Morris water maze probe trials. At 24 h after receiving 24 learning trials to find the hidden platform, a single probe trial is given to determine whether the animal remembers the location of the platform. For the probe trial, the platform is removed and the performance of the mouse is monitored for 30 s. A, Distance (in centimeters) swum in the target quadrant after acquisition training and α1^+/− mice spent more time in the quadrant compared with WT mice. B, Distance (in centimeters) swum in the target quadrant after double-reversal training with the small platform, and the α3^+/− mice showed slightly reduced distance traveled.
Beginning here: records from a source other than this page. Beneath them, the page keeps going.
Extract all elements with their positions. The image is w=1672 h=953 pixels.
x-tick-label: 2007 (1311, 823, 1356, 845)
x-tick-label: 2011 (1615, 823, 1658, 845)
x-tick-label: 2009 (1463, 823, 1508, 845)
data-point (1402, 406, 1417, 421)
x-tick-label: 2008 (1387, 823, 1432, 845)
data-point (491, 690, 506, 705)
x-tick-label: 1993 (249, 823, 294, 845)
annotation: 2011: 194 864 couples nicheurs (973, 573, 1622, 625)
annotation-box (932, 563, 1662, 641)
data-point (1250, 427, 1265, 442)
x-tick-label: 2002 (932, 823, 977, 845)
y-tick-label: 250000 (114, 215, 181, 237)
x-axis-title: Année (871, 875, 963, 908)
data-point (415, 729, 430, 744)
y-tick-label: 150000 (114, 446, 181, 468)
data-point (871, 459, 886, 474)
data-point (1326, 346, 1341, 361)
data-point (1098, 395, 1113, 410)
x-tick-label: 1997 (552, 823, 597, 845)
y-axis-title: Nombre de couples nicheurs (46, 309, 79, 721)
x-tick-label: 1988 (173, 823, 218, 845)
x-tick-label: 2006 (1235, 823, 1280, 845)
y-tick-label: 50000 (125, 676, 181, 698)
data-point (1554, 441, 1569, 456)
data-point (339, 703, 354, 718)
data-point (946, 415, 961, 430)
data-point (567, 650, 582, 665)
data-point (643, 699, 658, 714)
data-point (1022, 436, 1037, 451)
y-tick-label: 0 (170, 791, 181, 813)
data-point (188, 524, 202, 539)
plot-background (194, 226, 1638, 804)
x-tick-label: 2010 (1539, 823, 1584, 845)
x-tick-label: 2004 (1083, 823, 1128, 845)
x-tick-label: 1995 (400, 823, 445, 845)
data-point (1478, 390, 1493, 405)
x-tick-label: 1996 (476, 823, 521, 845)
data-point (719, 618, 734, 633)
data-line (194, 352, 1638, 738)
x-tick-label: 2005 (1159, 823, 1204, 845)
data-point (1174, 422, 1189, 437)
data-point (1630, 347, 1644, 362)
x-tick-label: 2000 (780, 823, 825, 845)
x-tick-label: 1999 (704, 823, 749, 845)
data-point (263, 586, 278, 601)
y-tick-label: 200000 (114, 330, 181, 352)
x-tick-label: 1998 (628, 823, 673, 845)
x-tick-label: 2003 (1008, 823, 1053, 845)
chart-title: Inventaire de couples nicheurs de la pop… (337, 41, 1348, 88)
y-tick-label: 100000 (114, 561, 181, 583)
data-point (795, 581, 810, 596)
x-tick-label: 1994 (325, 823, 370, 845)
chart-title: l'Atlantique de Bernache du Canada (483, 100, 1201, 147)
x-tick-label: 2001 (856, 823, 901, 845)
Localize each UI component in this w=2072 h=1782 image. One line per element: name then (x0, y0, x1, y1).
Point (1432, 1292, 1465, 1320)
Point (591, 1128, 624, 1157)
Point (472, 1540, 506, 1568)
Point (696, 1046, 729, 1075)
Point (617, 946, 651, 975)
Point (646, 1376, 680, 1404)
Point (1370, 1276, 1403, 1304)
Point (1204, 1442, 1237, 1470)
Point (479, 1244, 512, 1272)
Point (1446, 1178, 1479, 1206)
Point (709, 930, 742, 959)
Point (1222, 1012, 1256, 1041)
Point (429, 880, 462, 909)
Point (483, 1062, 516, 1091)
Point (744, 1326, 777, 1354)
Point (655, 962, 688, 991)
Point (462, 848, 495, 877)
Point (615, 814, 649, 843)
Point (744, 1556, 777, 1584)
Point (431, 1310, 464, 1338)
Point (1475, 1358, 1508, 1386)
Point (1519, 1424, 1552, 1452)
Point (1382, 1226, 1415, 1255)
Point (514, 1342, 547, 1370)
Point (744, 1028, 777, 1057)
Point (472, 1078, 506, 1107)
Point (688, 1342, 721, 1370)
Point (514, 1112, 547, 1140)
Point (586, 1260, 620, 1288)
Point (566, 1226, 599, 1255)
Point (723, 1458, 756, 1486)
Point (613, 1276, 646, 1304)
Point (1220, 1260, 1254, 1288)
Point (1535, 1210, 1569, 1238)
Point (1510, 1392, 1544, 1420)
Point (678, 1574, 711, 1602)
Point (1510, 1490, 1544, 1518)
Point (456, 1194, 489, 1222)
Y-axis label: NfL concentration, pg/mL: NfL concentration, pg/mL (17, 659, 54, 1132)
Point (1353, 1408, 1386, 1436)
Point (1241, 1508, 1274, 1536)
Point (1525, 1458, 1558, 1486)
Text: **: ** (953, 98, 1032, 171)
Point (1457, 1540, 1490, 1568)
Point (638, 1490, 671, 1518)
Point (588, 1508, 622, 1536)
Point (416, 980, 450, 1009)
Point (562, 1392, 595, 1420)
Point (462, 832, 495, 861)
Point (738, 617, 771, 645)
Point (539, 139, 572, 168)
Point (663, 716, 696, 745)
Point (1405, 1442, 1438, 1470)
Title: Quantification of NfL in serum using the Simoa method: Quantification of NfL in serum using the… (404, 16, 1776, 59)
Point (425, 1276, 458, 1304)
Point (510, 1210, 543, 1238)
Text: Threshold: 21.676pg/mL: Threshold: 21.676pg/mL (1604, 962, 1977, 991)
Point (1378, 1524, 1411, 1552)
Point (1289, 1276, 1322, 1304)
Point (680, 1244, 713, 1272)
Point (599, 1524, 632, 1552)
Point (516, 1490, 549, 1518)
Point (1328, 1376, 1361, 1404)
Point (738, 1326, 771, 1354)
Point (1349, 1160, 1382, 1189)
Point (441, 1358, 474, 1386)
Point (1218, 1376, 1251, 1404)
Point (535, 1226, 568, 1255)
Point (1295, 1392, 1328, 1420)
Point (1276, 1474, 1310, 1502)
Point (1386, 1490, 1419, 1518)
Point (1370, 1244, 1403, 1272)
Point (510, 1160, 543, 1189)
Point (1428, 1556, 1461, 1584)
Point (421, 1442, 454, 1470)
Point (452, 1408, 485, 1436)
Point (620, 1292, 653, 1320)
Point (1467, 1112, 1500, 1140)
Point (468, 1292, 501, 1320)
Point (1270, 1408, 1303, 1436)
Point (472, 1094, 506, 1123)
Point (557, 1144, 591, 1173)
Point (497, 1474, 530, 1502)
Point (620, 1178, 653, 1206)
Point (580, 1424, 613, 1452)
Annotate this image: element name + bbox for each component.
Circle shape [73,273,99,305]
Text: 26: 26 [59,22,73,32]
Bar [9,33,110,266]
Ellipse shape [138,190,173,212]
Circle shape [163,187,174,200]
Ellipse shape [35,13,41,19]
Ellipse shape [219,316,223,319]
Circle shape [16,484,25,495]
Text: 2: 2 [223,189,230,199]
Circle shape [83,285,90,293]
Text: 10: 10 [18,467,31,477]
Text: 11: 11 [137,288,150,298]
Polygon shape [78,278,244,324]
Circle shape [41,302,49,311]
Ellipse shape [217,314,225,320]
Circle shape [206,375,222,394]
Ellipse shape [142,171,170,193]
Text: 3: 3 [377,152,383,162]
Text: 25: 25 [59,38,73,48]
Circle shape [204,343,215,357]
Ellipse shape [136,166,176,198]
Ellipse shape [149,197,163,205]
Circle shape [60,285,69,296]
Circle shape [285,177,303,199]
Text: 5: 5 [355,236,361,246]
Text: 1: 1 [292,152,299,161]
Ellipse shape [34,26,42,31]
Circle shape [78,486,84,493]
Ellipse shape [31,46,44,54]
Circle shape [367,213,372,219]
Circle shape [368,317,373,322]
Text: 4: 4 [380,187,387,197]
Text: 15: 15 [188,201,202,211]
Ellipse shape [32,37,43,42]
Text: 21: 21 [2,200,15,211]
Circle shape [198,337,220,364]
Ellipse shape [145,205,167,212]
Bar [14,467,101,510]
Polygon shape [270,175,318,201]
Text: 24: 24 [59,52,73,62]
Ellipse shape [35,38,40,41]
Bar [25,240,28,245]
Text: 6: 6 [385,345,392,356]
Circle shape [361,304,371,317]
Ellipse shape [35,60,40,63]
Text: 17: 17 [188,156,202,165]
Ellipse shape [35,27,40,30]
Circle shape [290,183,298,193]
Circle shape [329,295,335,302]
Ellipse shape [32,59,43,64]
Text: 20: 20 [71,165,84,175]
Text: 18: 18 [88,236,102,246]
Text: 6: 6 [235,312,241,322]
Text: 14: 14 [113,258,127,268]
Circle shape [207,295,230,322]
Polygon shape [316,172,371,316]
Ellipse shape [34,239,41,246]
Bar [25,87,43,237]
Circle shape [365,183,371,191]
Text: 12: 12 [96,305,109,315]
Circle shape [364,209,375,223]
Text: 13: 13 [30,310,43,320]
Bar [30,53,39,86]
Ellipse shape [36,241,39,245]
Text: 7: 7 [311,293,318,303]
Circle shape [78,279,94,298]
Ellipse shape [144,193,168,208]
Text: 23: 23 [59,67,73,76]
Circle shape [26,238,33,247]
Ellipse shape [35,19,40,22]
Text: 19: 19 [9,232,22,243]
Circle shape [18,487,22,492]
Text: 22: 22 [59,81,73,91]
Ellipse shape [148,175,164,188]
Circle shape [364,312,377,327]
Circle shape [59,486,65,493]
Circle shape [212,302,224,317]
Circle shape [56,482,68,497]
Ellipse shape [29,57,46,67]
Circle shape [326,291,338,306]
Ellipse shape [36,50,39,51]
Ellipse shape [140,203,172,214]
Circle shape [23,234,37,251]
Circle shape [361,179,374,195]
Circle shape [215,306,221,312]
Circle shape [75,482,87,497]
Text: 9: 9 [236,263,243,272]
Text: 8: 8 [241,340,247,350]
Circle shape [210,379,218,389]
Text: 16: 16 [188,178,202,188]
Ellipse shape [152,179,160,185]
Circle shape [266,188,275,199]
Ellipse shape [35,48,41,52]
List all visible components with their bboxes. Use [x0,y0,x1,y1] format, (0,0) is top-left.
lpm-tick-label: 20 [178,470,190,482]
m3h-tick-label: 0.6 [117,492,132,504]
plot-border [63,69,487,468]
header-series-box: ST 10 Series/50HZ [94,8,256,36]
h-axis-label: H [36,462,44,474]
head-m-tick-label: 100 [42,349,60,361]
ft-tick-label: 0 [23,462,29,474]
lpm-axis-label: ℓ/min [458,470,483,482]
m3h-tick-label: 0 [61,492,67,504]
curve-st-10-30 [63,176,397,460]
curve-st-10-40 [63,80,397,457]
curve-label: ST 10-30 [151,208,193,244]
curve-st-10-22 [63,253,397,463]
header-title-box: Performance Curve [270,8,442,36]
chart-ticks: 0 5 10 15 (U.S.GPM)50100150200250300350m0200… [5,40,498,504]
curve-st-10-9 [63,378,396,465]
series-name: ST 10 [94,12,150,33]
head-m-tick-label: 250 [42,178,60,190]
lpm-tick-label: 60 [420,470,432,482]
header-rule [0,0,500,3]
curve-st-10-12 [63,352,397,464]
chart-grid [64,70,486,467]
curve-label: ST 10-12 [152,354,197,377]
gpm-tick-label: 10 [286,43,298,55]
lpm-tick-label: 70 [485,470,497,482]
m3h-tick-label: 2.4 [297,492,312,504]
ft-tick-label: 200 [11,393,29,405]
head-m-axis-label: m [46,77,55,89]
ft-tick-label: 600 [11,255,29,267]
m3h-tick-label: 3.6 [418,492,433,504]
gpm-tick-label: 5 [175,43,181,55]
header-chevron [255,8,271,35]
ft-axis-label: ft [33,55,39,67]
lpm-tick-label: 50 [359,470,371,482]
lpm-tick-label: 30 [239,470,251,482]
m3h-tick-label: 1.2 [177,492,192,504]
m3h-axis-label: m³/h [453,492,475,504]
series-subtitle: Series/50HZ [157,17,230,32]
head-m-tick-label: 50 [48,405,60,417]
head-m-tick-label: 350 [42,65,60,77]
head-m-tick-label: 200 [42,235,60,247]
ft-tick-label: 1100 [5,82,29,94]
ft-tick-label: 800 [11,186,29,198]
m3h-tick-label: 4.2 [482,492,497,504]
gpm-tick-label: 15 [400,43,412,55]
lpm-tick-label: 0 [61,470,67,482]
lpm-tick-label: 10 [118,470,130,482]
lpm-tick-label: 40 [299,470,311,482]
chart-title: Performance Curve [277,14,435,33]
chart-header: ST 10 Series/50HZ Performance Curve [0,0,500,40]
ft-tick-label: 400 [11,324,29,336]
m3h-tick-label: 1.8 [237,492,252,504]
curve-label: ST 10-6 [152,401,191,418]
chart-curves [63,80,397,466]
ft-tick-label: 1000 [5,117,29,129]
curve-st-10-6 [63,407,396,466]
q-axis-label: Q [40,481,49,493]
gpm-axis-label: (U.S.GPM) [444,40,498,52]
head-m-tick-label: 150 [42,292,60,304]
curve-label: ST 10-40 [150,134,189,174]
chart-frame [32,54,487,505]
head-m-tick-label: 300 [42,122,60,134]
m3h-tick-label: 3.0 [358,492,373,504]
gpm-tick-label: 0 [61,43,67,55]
C, Time in the target quadrant during double-reversal training, and the α3^+/− mice spent less time in the target quadrant. D, Average distance from the center point in which the platform used to be and the α3^+/− mice were farther from the former platform site. Number of animals tested was as follows: WT, n = 31; α1^+/−, n = 18; α2^+/−, n = 5; α3^+/−, n = 10. Data shown are mean ± SEM. Data were analyzed with and without the α2^+/− group to determine whether this groups smaller n affected the outcome; it did not. ^†p < 0.10, *p < 0.05, **p < 0.01 compared with WT for three-group ANOVA.

Figure 9.

NMDA receptor expression. NR1 subunit is downregulated in the Na,K-ATPase α3^+/− mice. A, Representative Western blot analysis of the NMDA receptor NR1 subunit in whole tissue extracts from hippocampus of adult male α1^+/−, α2^+/−, and α3^+/− mice. Total protein loaded per lane is 2 μg. B, Semiquantitation by densitometry on whole tissue extracts from hippocampus from adult α1^+/−, α2^+/−, and α3^+/− mice show reduction in NR1 in the α3^+/− mice only (n = 3 per group). *p < 0.05 versus WT.